Que faut-il penser du diplôme d’acteur par exemple.
Il ne prévoit dans sa définition scolaire, ni Lino Ventura, ni Jean Gabin, ni Bourvil, ni Maurice Chevalier, ni Coluche, ni Yves Montand, ni Victor Lanoux, ni Lucien Raimbourg, aucun des grands acteurs issus du music-hall, du comique troupier et autres chemins de traverse.
Voilà un sacré et vilain mathusianisme.
Les auteurs de cette vision ne connaissent pas l’histoire de France et ses richesses spontanées.

Une grande partie du document porte ensuite sur l’articulation avec la diffusion.
Que l’Etat estime que l’ONDA et l’OARA le représente. Soit.
Mais s’agissant de diffusion ne manquent-t’ils pas de recul ? Leur présence dans le paysage culturel est légitime mais ne sont-ils pas trop parties prenantes pour exercer la qualité d’arbitres ?

Que le futur texte de loi laisse la place à des pilotages fins, des arbitrages subtils, des découvertes soudaines (toute bonté sera bienvenue) et alors ces entretiens de Valois auront toute ma reconnaissance.


Pierre Debauche

par Martine LOGIER, responsable des cartes blanches.


Pierre Debauche a consacré toute sa vie au théâtre en tant que formateur, directeur de théâtre, metteur en scène, écrivain, scénographe, fondateur de festivals et de théâtres. Il est également poète et chanteur et enseigne actuellement à Agen où il met aussi en scène plusieurs pièces par an avec sa troupe et les élèves de son école, le Théâtre-Ecole d’Aquitaine.
Il fonde plusieurs théâtres notamment le théâtre  « Daniel Sorano » à Vincennes, « les Amandiers » et la Maison de la culture de Nanterre.
Au cours de sa carrière, Pierre Debauche a fondé plusieurs festivals : le Festival de Lanester, le Festival des francophonies en Limousin, le Fes tival de Bécherel, le Printemps des Granges en Creuse, le Carrefour des Régions d’Europe, le 1er Festival d’Agen.
Il a dirigé le Centre Dramatique du Limousin, la Maison de la culture de Rennes et le Centre Dramatique National de rennes.
Il a également beaucoup enseigné en France et à l’étranger que ce soit au Conservatoire National Supérieur d’Art Dramatique de Paris, à Saint-Etienne ou à Fort de France pour fonder ensuite sa propre école, d’abord à Paris puis à Agen avec Françoise Danell où il construit lui-même son théâtre,  le Théâtre du Jour.
En tant qu’auteur, Pierre Debauche a écrit plusieurs recueils de poèmes dont un destiné plus particulièrement aux acteurs « les sensations insolentes » et des pièces de théâtre :
  • « Le vol nuptial des mouches mâles sous les lustres » (1990)
  • « Flandrin Acteur » (1994 et 2002)
  • « La légende des acteurs pélerins » avec Philippe fenwick (sur les chemins de Compostelle)
  • « Le Sourire d’Averroès »  (tournée au Maroc, en Tunisie, en Belgique et en France – 2006 et 2007)
  • « Vauban ou les sept portraits d’un honnête homme » (tournée en France : été 2007)
  • « L’Eloge du Vin de la Vigne et du Vigneron » (tournée en Gironde – été 2008)
  • un spectacle burlesque « Keskya kom dessert ? » (création à Paris octobre 2008).
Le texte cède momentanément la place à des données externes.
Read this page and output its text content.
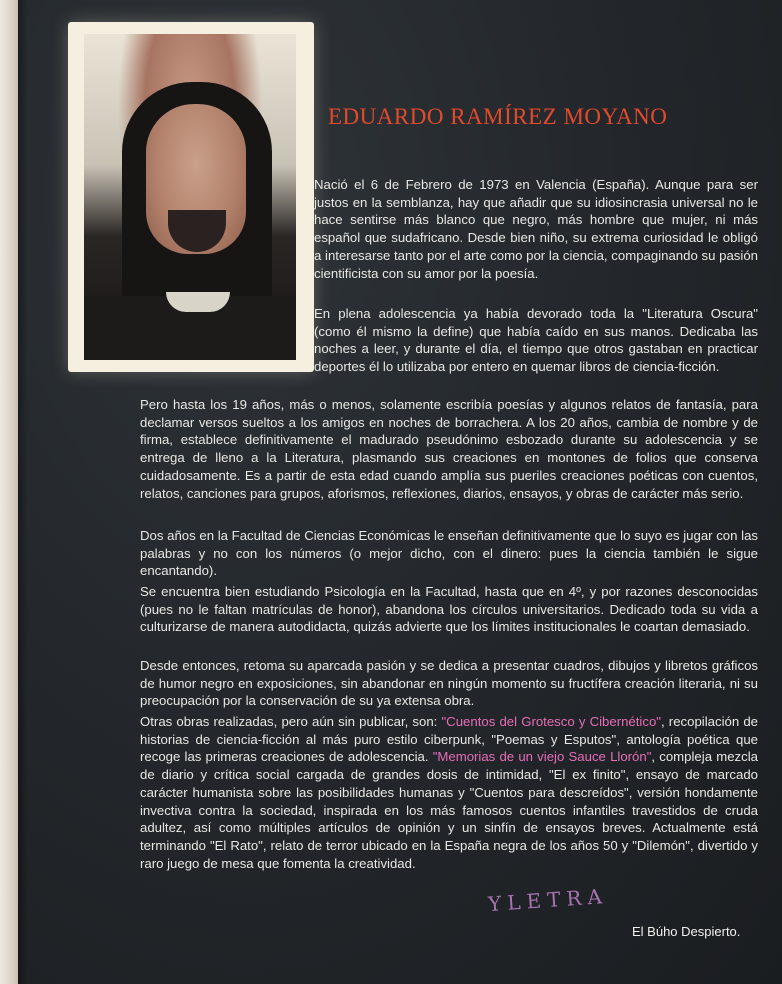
EDUARDO RAMÍREZ MOYANO

Nació el 6 de Febrero de 1973 en Valencia (España). Aunque para ser justos en la semblanza, hay que añadir que su idiosincrasia universal no le hace sentirse más blanco que negro, más hombre que mujer, ni más español que sudafricano. Desde bien niño, su extrema curiosidad le obligó a interesarse tanto por el arte como por la ciencia, compaginando su pasión cientificista con su amor por la poesía.

En plena adolescencia ya había devorado toda la "Literatura Oscura" (como él mismo la define) que había caído en sus manos. Dedicaba las noches a leer, y durante el día, el tiempo que otros gastaban en practicar deportes él lo utilizaba por entero en quemar libros de ciencia-ficción.

Pero hasta los 19 años, más o menos, solamente escribía poesías y algunos relatos de fantasía, para declamar versos sueltos a los amigos en noches de borrachera. A los 20 años, cambia de nombre y de firma, establece definitivamente el madurado pseudónimo esbozado durante su adolescencia y se entrega de lleno a la Literatura, plasmando sus creaciones en montones de folios que conserva cuidadosamente. Es a partir de esta edad cuando amplía sus pueriles creaciones poéticas con cuentos, relatos, canciones para grupos, aforismos, reflexiones, diarios, ensayos, y obras de carácter más serio.

Dos años en la Facultad de Ciencias Económicas le enseñan definitivamente que lo suyo es jugar con las palabras y no con los números (o mejor dicho, con el dinero: pues la ciencia también le sigue encantando).

Se encuentra bien estudiando Psicología en la Facultad, hasta que en 4º, y por razones desconocidas (pues no le faltan matrículas de honor), abandona los círculos universitarios. Dedicado toda su vida a culturizarse de manera autodidacta, quizás advierte que los límites institucionales le coartan demasiado.

Desde entonces, retoma su aparcada pasión y se dedica a presentar cuadros, dibujos y libretos gráficos de humor negro en exposiciones, sin abandonar en ningún momento su fructífera creación literaria, ni su preocupación por la conservación de su ya extensa obra.

Otras obras realizadas, pero aún sin publicar, son: "Cuentos del Grotesco y Cibernético", recopilación de historias de ciencia-ficción al más puro estilo ciberpunk, "Poemas y Esputos", antología poética que recoge las primeras creaciones de adolescencia. "Memorias de un viejo Sauce Llorón", compleja mezcla de diario y crítica social cargada de grandes dosis de intimidad, "El ex finito", ensayo de marcado carácter humanista sobre las posibilidades humanas y "Cuentos para descreídos", versión hondamente invectiva contra la sociedad, inspirada en los más famosos cuentos infantiles travestidos de cruda adultez, así como múltiples artículos de opinión y un sinfín de ensayos breves. Actualmente está terminando "El Rato", relato de terror ubicado en la España negra de los años 50 y "Dilemón", divertido y raro juego de mesa que fomenta la creatividad.

YLETRA
El Búho Despierto.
Il s’est mis à la chanson depuis 2003 en interprétant ses propres poèmes qui sont mis en musique par Stéphane Barrière lors de récitals à Paris, la région Ile de France et l’Aquitaine.
Un ouvrage vient d’être publié au sujet de son travail au Théâtre du Jour à Agen par Fabrice Pruvost au titre de son Diplôme d’Etudes Approfondies à l’Université de la Sorbonne nouvelle – Institut d’Etudes Théâtrales (édition Domens).

Réactions :

  1. Colette Nucci (13/12/08) : Bel article bravo ! Peut-être faudrait-il envoyer à la ministre le discours de Victor Hugo à l’Assemblée Nationale en 1848 qui s’oppose de toutes ses forces à la réduction du budget des arts, des lettres, et des sciences proposé par le comité des finances et qui se termine par ces mots magnifiques : “vous êtes tombés dans une méprise regrettable, vous avez cru faire une économie d’argent, c’est une économie de gloire que vous faites !” On devrait inscrire ces mots au fronton du Ministère de la culture et les ministres successifs devraient apprendre ce discours par cœur… Quant au statut du comédien, c’est un vaste sujet, et compliqué qui doit être débattu car il faut bien reconnaître que nous vivons une époque qui n’a rien à voir avec celle des Bourvil et Jean Gabin, et qu’aujourd’hui ça veut dire quoi être comédien, dite-le moi…
  2. Odile Roire (18/12/08) : Pour réagir à l’article et répondre à Colette Nucci, je dirais juste qu’être acteur aujourd’hui, c’est être le ballon (sans arbitre).